El Universal, 28 de agosto de 2012
Los infortunios de Tita, protagonista de la novela Como agua para chocolate, de Laura Esquivel, hunden sus raíces en las estrictas costumbres sociales que la llevarían a renunciar al amor para cumplir con el sagrado deber de cuidar a su madre de por vida.
Sorprende encontrar, a lo largo del libro, diversas imprecaciones contra del Manual de Carreño: “¡Maldita decencia! ¡Maldito manual de Carreño!“. Y en otro sitio: “Con impaciencia esperó a que todos comieran su pastel para poder retirarse. El manual de Carreño le impedía hacerlo antes”….
El hecho de que en la novela, ambientada en el México de la Revolución, se mencione a Carreño como referente de lo que es apropiado, revela el impacto que la obra de este venezolano tuvo más allá de las fronteras.

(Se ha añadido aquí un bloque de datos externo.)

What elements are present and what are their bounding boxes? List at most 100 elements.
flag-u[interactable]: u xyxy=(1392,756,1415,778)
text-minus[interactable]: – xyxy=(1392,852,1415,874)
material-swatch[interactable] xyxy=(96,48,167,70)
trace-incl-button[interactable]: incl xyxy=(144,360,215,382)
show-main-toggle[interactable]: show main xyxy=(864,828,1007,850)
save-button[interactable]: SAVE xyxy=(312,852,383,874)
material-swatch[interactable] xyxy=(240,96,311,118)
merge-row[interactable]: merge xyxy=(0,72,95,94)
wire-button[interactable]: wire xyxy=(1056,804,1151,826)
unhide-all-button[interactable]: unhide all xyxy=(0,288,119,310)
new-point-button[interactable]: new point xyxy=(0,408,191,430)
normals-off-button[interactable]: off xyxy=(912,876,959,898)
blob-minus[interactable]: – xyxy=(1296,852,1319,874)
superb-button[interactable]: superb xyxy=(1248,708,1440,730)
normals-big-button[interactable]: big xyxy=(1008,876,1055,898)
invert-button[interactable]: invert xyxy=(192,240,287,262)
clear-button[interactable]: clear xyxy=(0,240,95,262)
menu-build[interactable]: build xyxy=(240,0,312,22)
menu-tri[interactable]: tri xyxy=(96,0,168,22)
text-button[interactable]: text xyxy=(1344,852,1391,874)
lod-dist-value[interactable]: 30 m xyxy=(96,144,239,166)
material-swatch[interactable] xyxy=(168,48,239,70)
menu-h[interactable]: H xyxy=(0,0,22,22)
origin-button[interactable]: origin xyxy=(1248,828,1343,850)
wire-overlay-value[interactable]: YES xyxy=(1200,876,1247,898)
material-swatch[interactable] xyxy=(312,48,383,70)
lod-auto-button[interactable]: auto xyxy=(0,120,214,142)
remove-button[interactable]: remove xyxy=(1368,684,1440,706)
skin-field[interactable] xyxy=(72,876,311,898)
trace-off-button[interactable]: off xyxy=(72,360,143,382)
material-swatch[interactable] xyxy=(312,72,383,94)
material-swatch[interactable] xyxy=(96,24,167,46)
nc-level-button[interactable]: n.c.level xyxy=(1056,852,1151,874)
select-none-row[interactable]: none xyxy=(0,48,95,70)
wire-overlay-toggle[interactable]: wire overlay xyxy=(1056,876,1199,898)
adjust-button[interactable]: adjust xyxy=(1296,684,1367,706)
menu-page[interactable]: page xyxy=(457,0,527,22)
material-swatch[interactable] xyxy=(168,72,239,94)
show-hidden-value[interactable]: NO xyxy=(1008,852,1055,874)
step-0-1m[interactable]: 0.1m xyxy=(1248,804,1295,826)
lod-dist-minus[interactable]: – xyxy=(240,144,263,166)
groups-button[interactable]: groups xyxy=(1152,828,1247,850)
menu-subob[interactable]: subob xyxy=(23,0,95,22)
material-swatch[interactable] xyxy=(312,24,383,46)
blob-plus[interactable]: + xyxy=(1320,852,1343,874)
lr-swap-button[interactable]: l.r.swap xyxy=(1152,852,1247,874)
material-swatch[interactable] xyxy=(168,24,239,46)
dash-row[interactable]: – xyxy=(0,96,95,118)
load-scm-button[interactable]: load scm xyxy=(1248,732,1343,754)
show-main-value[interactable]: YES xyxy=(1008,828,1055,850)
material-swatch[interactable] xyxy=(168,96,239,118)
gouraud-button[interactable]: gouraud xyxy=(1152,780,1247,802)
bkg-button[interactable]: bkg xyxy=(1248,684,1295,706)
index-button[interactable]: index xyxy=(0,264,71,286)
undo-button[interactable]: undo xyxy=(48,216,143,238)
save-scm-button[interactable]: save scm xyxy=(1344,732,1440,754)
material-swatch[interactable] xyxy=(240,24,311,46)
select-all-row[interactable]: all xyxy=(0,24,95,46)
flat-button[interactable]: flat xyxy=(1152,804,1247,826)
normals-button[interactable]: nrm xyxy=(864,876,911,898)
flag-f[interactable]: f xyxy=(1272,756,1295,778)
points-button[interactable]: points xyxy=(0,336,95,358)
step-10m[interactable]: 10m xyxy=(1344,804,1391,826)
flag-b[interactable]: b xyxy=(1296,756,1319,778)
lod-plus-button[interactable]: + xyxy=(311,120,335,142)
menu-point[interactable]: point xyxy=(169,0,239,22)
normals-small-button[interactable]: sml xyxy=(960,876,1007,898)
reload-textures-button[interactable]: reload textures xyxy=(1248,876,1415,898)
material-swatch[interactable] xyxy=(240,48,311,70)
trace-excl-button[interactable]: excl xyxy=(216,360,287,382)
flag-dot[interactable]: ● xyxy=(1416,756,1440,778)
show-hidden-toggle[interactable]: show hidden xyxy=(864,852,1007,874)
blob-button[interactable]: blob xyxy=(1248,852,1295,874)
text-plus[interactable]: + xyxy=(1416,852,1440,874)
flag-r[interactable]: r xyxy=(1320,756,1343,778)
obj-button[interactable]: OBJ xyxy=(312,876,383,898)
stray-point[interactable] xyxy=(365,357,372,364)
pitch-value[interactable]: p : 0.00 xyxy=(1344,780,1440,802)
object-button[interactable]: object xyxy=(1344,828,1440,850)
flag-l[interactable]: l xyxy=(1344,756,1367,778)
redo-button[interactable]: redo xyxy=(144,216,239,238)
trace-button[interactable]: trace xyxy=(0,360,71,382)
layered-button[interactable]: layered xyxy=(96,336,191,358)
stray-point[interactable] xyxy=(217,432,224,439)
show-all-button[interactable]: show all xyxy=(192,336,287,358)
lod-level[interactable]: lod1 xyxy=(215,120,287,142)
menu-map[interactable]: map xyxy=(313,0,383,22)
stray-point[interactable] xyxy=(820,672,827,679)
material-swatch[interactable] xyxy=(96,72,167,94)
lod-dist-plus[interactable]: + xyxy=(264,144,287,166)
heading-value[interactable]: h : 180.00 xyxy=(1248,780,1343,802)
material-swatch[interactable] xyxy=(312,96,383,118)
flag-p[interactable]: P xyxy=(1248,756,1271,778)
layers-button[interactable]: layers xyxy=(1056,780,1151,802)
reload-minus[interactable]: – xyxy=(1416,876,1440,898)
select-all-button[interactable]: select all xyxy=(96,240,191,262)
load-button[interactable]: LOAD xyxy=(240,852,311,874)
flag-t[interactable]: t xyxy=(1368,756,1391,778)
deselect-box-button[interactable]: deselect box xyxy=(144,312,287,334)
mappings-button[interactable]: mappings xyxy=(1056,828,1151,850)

Manuel Antonio Carreño nació en Caracas en 1812, y fue el padre de la conocida pianista Teresa Carreño. Se desempeñó como diplomático, Ministro de Hacienda y Ministro de Relaciones Exteriores. Destacó también por su labor pedagógica, sobre todo en el ámbito de la música. Como curiosidad, cabe destacar que era sobrino de don Simón Rodríguez, el ilustre filósofo y educador, que en realidad se llamaba Simón Narciso Carreño Rodríguez.
El Manual fue publicado, por entregas, en 1853, y el Congreso Nacional recomendaría su lectura en 1955. Su divulgación le ha valido a Carreño ser considerado como el precursor de la etiqueta en América Latina.
La vigencia del Manual de urbanidad y buenas maneras es indiscutible. Si bien algunas de las prácticas que recomienda pudieran resultar anacrónicas, la tolerancia y la cortesía siguen siendo estrictamente necesarias de cara a la convivencia.
Normas que pudieran parecer gratuitas responden a veces a la conveniencia de exteriorizar algunos estados de ánimo. La costumbre de no cruzar las piernas en la iglesia, por ejemplo, pretende denotar la actitud formal y atenta del feligrés, por contraste con una postura cómoda y relajada. Se trata de un asunto netamente convencional. En otros casos, la observancia de dichas pautas podría comunicar que se ha recibido una buena educación y que se está al tanto de lo que dicta la etiqueta para cada circunstancia.
Es difícil encontrar un punto de equilibrio entre la espontaneidad y el protocolo. Se valora la autenticidad, la posibilidad de actuar en coherencia con los propios sentimientos y deseos, básicamente porque ha costado mucho que estos pudieran abrirse camino entre prejuicios y convenciones sociales. Pero a veces se produce un conflicto entre lo que se quiere hacer y los efectos que esas acciones pudieran tener sobre otras personas.
Se trata, simplemente, de no incomodar a los demás. Comportamientos que perturban en algún sentido la tranquilidad de otros constituyen una falta de respeto flagrante hacia sus derechos, del mismo modo que dar rienda suelta a la ira u otras emociones es un síntoma inequívoco de poco autocontrol. Nadie tiene por qué sufrir los desmanes de quienes no saben contenerse: las personas que no pueden convivir con otros se llaman “sociópatas”, y con frecuencia están recluidas en cárceles o sanatorios.
Precisamente en estos días se discutía en el seno de cierta multinacional el concepto de empleado estrella, señalándose cuán poco se adelantaba al contratar a una persona muy productiva en el desempeño ciertas tareas si, por otra parte, no era capaz de mantener unas saludables y respetuosas relaciones con sus compañeros de trabajo, creando unas tensiones que repercutirían desfavorablemente en el llamado clima laboral.
La educación para la convivencia resulta una tarea prioritaria dentro y fuera del aula, que, en opinión de Cruz Pérez Pérez, debería acometerse a través del proyecto educativo, el clima de participación democrática en el centro de estudios, las asambleas de aula y el aprendizaje de normas. Resulta impostergable estimular estos aprendizajes, de naturaleza actitudinal, en favor de una interrelación más gratificante para todos. Todo ello sin permitir que nos suceda lo que a Tita.